So how does the cartoonist make his or her money? The most lucrative part of cartooning is a little-known but huge business called “image licensing”. Image licensing has been around a long time. It is known to be about an 80 billion dollar a year business, yet so few people know about it. That could be because, though the end user is the general retail buying public, this demographic of our population rarely sees or cares to see what goes on behind the scenes.
Art licensing can work in a variety of ways. It can be an individual artist approaching a manufacturer with an image that the artist feels will make the manufacturer’s products sell better. Sometimes a deal is made, more often not. When it is, the artist receives a negotiated royalty, a percentage of each sale.
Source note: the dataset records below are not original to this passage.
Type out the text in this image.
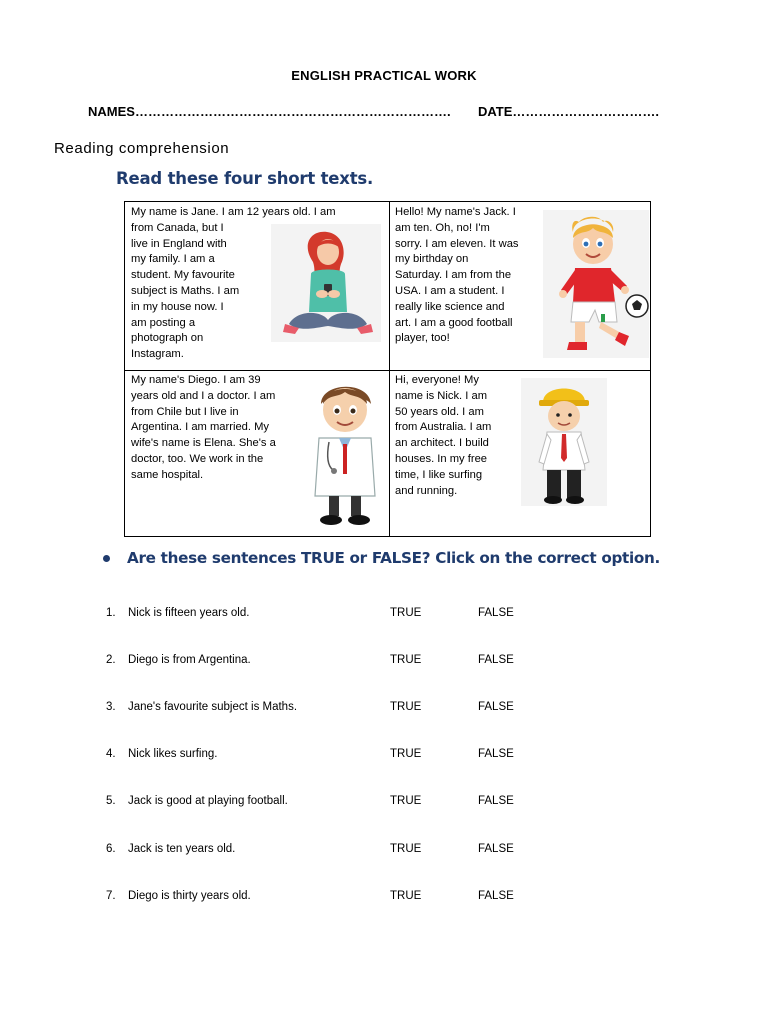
ENGLISH PRACTICAL WORK
NAMES………………………………………………………………. DATE…………………………….
Reading comprehension
Read these four short texts.
My name is Jane. I am 12 years old. I am
from Canada, but I
live in England with
my family. I am a
student. My favourite
subject is Maths. I am
in my house now. I
am posting a
photograph on
Instagram.
Hello! My name's Jack. I
am ten. Oh, no! I'm
sorry. I am eleven. It was
my birthday on
Saturday. I am from the
USA. I am a student. I
really like science and
art. I am a good football
player, too!
My name's Diego. I am 39
years old and I a doctor. I am
from Chile but I live in
Argentina. I am married. My
wife's name is Elena. She's a
doctor, too. We work in the
same hospital.
Hi, everyone! My
name is Nick. I am
50 years old. I am
from Australia. I am
an architect. I build
houses. In my free
time, I like surfing
and running.
Are these sentences TRUE or FALSE? Click on the correct option.
1. Nick is fifteen years old.	TRUE	FALSE
2. Diego is from Argentina.	TRUE	FALSE
3. Jane's favourite subject is Maths.	TRUE	FALSE
4. Nick likes surfing.	TRUE	FALSE
5. Jack is good at playing football.	TRUE	FALSE
6. Jack is ten years old.	TRUE	FALSE
7. Diego is thirty years old.	TRUE	FALSE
There are other types of licensing that work with sponsorships, such as an oil company sponsoring Nascar and they get to put their logo on an actual race car.
When an artist is in negotiation with a manufacturer, it is usually through a licensing agency. They have their own association called LIMA.
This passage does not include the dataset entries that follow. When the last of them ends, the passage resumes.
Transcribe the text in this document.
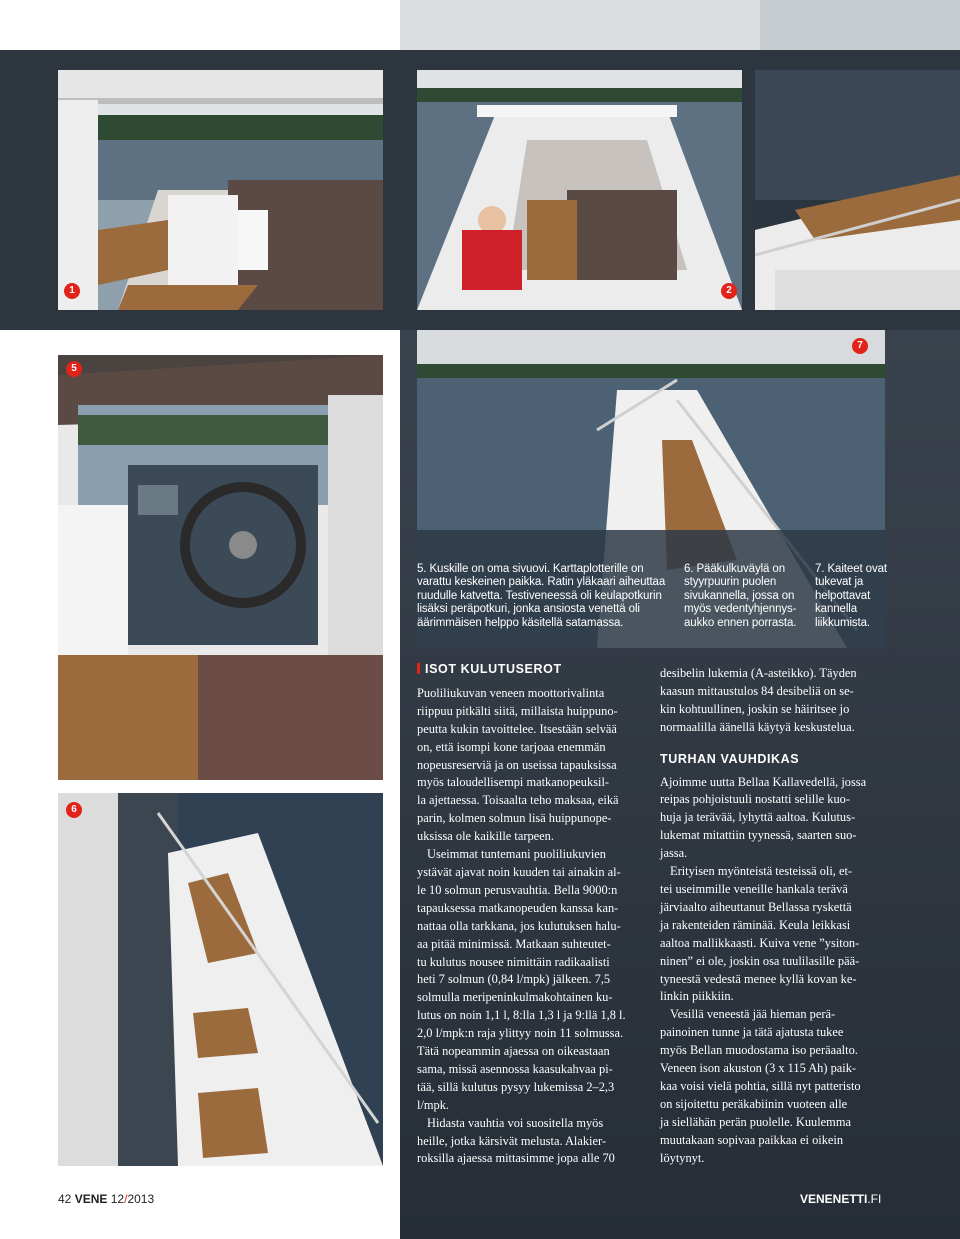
1	2
5
6
7

5. Kuskille on oma sivuovi. Karttaplotterille on

varattu keskeinen paikka. Ratin yläkaari aiheuttaa

ruudulle katvetta. Testiveneessä oli keulapotkurin

lisäksi peräpotkuri, jonka ansiosta venettä oli

äärimmäisen helppo käsitellä satamassa.

6. Pääkulkuväylä on

styyrpuurin puolen

sivukannella, jossa on

myös vedentyhjennys-

aukko ennen porrasta.

7. Kaiteet ovat

tukevat ja

helpottavat

kannella

liikkumista.

ISOT KULUTUSEROT

Puoliliukuvan veneen moottorivalinta

riippuu pitkälti siitä, millaista huippuno-

peutta kukin tavoittelee. Itsestään selvää

on, että isompi kone tarjoaa enemmän

nopeusreserviä ja on useissa tapauksissa

myös taloudellisempi matkanopeuksil-

la ajettaessa. Toisaalta teho maksaa, eikä

parin, kolmen solmun lisä huippunope-

uksissa ole kaikille tarpeen.

Useimmat tuntemani puoliliukuvien

ystävät ajavat noin kuuden tai ainakin al-

le 10 solmun perusvauhtia. Bella 9000:n

tapauksessa matkanopeuden kanssa kan-

nattaa olla tarkkana, jos kulutuksen halu-

aa pitää minimissä. Matkaan suhteutet-

tu kulutus nousee nimittäin radikaalisti

heti 7 solmun (0,84 l/mpk) jälkeen. 7,5

solmulla meripeninkulmakohtainen ku-

lutus on noin 1,1 l, 8:lla 1,3 l ja 9:llä 1,8 l.

2,0 l/mpk:n raja ylittyy noin 11 solmussa.

Tätä nopeammin ajaessa on oikeastaan

sama, missä asennossa kaasukahvaa pi-

tää, sillä kulutus pysyy lukemissa 2–2,3

l/mpk.

Hidasta vauhtia voi suositella myös

heille, jotka kärsivät melusta. Alakier-

roksilla ajaessa mittasimme jopa alle 70

desibelin lukemia (A-asteikko). Täyden

kaasun mittaustulos 84 desibeliä on se-

kin kohtuullinen, joskin se häiritsee jo

normaalilla äänellä käytyä keskustelua.

TURHAN VAUHDIKAS

Ajoimme uutta Bellaa Kallavedellä, jossa

reipas pohjoistuuli nostatti selille kuo-

huja ja terävää, lyhyttä aaltoa. Kulutus-

lukemat mitattiin tyynessä, saarten suo-

jassa.

Erityisen myönteistä testeissä oli, et-

tei useimmille veneille hankala terävä

järviaalto aiheuttanut Bellassa ryskettä

ja rakenteiden räminää. Keula leikkasi

aaltoa mallikkaasti. Kuiva vene ”ysiton-

ninen” ei ole, joskin osa tuulilasille pää-

tyneestä vedestä menee kyllä kovan ke-

linkin piikkiin.

Vesillä veneestä jää hieman perä-

painoinen tunne ja tätä ajatusta tukee

myös Bellan muodostama iso peräaalto.

Veneen ison akuston (3 x 115 Ah) paik-

kaa voisi vielä pohtia, sillä nyt patteristo

on sijoitettu peräkabiinin vuoteen alle

ja siellähän perän puolelle. Kuulemma

muutakaan sopivaa paikkaa ei oikein

löytynyt.

42 VENE 12/2013	VENENETTI.FI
But what if the artist is not traditional. Maybe he/she is a cartoonist. Sometimes deals are done the opposite way in this situation. A manufacturer of, say collectible clocks or lunch boxes will approach Disney and ask for the exclusive licensing deal on that product for a certain image or series of images.
In my case, I started as an unknown writer and cartoonist I was having no luck becoming syndicated yet my naivity kept me from becoming pessimistic. So I approached a number of trade magazines that desperately needed good cartoons with their articles and sold them for what I could. I slowly built a portfolio and finally was able to take it to a manufacturer/drop-shipper who was willing to take a chance and make the products with a royalty split. I did not have a licensing agent so my attorney handled the contract for me. It is always a good idea, if your strength is in art and not numbers to have a professional in another area (like an attorney or agent) do that part of the job.
In time I discovered more manufacturers who made different products than my first ones and was able to make deals with them, using the same contract.
The old-school tradition of cartooning was dictated by the big syndication firms. First you become syndicated, then you get to sell your products and create wealth. Those days are gone thanks to the Internet. One can enter the field in the way one feels comfortable. I am yet to be officially syndicated though my cartoons appear worldwide on a daily basis.
I highly recommend for any artist, writer or cartoonist to explore the Internet for options beyond newspaper syndication. There are so many opportunties, one can almost pick and choose. Will fortune and fame happen overnight? It could, but I sort of doubt it. In most cases, mine, at least, it took ten years just to really get started.
In 1997, I began my cartoon venture metal warehouse in rural Mississippi. I could not even afford a website and didn’t even know how to work the Internet, much less a computer. I bought some of those “For Dummies” books and learned as I worked. Now I have eight domains, seven stores with almost 80,000 products in about 100 different categories , and the most visited offbeat cartoon site on the Internet, Londons Times Cartoons with over 8500 original images and almost 9 million visitors. That’s not so bad for ten year’s work, at least not for me.
Did I pay a price? Sure. Anyone does who sets his or her goal high. Was it worth it? I wouldn’t trade it for the world.